The attack was first surfaced by Socket, whose automated malware scanner flagged the malicious transitive dependency [email protected] within six minutes of it appearing on the registry. That package had been seeded the previous day as a clean typosquat of the legitimate crypto-js library, then poisoned in a coordinated second publish timed to coincide with the Axios release. Both the 1.x and 0.x branches of Axios were poisoned within 39 minutes of each other, meaning any project floating on a caret range such as ^1.14.0 or ^0.30.0 would have silently pulled in the malicious code on its next install.
Neither version appears in the official Axios GitHub release tags, a break from the project’s normal publish workflow that security researchers on GitHub flagged immediately. A collaborator noted publicly that the attacker’s npm permissions exceeded their own, briefly preventing the team from revoking access. An Axios maintainer subsequently confirmed they are investigating how the compromise occurred, with early analysis pointing to a long-lived npm token used alongside trusted publishing as a likely attack vector.
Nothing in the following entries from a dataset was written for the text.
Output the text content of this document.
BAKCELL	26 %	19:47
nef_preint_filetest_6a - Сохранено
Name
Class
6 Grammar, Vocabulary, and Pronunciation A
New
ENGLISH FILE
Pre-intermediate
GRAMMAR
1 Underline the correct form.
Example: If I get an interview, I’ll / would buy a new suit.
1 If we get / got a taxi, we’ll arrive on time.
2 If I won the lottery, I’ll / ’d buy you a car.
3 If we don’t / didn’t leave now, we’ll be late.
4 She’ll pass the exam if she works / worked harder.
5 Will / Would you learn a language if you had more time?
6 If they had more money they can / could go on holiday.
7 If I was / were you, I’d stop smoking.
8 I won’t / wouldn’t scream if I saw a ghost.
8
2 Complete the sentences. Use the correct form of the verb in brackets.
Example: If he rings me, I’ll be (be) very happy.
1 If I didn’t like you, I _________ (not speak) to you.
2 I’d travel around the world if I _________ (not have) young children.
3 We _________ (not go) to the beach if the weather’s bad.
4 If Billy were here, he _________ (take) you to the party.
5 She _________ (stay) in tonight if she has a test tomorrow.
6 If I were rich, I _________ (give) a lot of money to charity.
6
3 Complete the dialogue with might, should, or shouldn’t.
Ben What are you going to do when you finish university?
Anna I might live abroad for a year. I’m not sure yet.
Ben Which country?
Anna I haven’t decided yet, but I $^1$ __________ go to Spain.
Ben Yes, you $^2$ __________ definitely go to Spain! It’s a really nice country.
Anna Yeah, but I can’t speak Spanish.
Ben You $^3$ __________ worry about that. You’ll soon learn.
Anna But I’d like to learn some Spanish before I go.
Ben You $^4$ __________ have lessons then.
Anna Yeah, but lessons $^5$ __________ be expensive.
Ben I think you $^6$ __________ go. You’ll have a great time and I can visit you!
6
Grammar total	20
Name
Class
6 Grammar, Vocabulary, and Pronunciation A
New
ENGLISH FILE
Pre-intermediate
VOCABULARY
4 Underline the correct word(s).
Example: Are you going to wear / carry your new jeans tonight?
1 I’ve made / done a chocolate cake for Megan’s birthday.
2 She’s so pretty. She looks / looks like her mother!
Feross Aboukhadijeh, founder of Socket, posted on X:
Every npm install pulling the latest version is potentially compromised right now. Socket AI analysis confirms this is malware.
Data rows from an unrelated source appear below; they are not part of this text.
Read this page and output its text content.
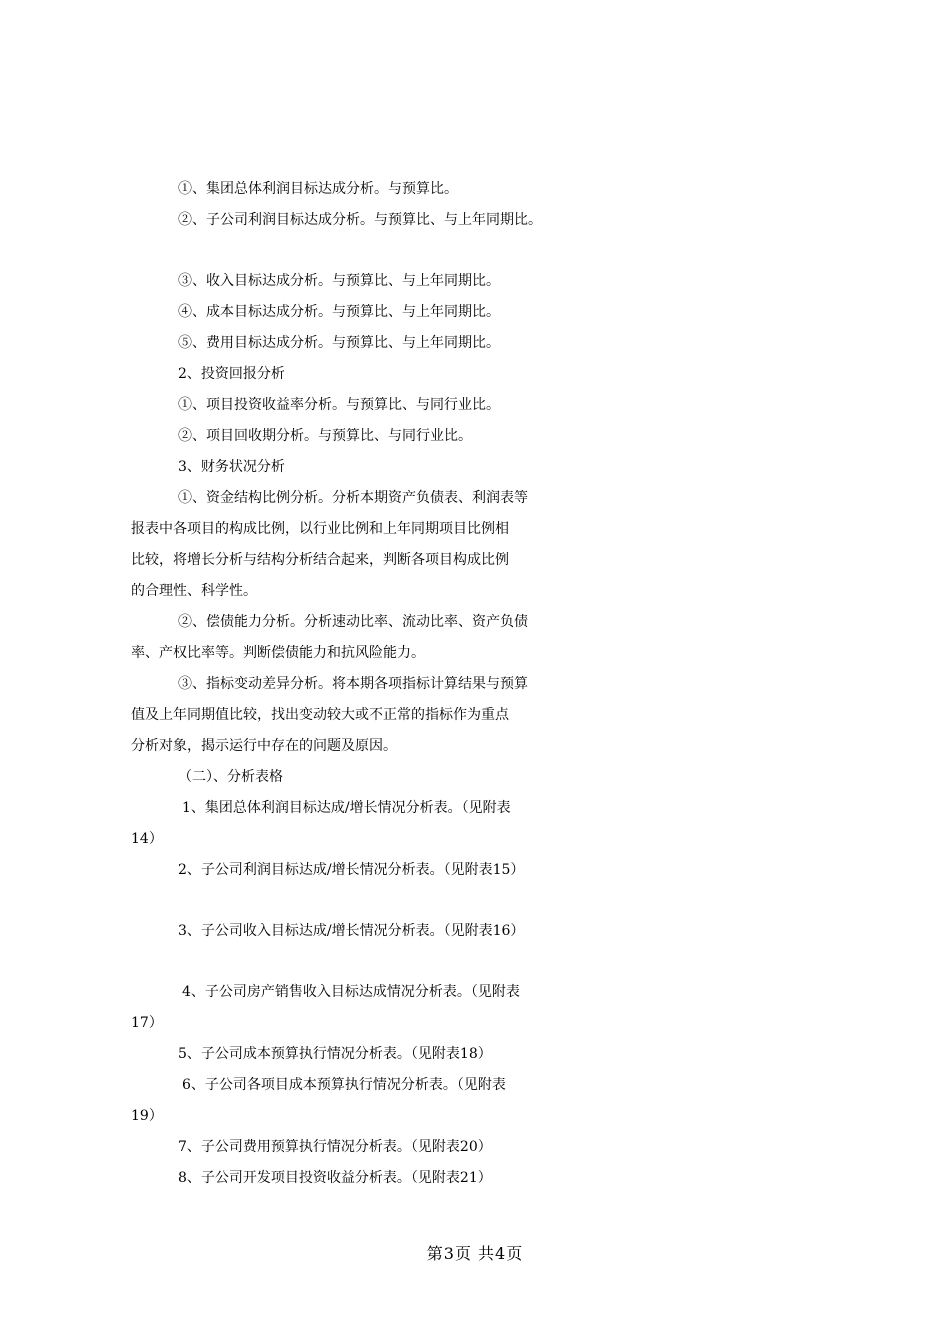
①、集团总体利润目标达成分析。与预算比。
②、子公司利润目标达成分析。与预算比、与上年同期比。
③、收入目标达成分析。与预算比、与上年同期比。
④、成本目标达成分析。与预算比、与上年同期比。
⑤、费用目标达成分析。与预算比、与上年同期比。
2、投资回报分析
①、项目投资收益率分析。与预算比、与同行业比。
②、项目回收期分析。与预算比、与同行业比。
3、财务状况分析
①、资金结构比例分析。分析本期资产负债表、利润表等
报表中各项目的构成比例，以行业比例和上年同期项目比例相
比较，将增长分析与结构分析结合起来，判断各项目构成比例
的合理性、科学性。
②、偿债能力分析。分析速动比率、流动比率、资产负债
率、产权比率等。判断偿债能力和抗风险能力。
③、指标变动差异分析。将本期各项指标计算结果与预算
值及上年同期值比较，找出变动较大或不正常的指标作为重点
分析对象，揭示运行中存在的问题及原因。
（二）、分析表格
1、集团总体利润目标达成/增长情况分析表。（见附表
14）
2、子公司利润目标达成/增长情况分析表。（见附表15）
3、子公司收入目标达成/增长情况分析表。（见附表16）
4、子公司房产销售收入目标达成情况分析表。（见附表
17）
5、子公司成本预算执行情况分析表。（见附表18）
6、子公司各项目成本预算执行情况分析表。（见附表
19）
7、子公司费用预算执行情况分析表。（见附表20）
8、子公司开发项目投资收益分析表。（见附表21）
第3页 共4页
Andrej Karpathy also shared his own close call, writing:
Scanning my system I found a use imported from googleworkspace/cli from a few days ago when I was experimenting with gmail/gcal cli. The installed version (luckily) resolved to an unaffected 1.13.5, but the project dependency is not pinned, meaning that if I did this earlier today the code would have resolved to latest and I’d be pwned.
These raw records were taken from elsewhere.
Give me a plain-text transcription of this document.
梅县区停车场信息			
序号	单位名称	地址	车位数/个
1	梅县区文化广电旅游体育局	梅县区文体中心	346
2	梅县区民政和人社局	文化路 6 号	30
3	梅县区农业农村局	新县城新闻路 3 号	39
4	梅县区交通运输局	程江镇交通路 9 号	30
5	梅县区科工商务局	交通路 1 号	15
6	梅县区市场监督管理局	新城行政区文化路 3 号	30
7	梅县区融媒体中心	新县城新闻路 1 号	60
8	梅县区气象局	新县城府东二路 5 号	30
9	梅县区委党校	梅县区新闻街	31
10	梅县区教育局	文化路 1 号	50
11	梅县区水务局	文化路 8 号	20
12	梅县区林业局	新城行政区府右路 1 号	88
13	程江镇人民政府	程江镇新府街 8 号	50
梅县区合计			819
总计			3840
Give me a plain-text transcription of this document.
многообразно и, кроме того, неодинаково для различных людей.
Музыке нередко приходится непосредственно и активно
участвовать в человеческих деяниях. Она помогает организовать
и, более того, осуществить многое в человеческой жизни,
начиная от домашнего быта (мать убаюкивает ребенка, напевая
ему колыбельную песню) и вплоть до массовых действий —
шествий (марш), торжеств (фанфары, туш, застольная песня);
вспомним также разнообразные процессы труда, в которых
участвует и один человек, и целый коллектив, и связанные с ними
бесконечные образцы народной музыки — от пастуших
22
He went on to call for defaults in package managers to change so that a single compromised package cannot spread through users at random via unpinned dependencies. Discussion on Hacker News echoed this, with one commenter noting that setting ignore-scripts=true in ~/.npmrc would alone have mitigated the vulnerability, and observing that both Bun and pnpm do not run install scripts by default.
Any project affected should roll back immediately. The Axios team has formally deprecated the compromised versions on the registry. Projects using alternative HTTP clients such as the native fetch API, got, or ky were not affected. Unlike Axios, those libraries carry no native browser polyfill concerns and ship with significantly smaller dependency trees, a distinction that has prompted renewed conversation in the community about dependency minimalism as a security posture. Wiz, Snyk, Aikido, and StepSecurity have each published detailed incident analyses and remediation guidance.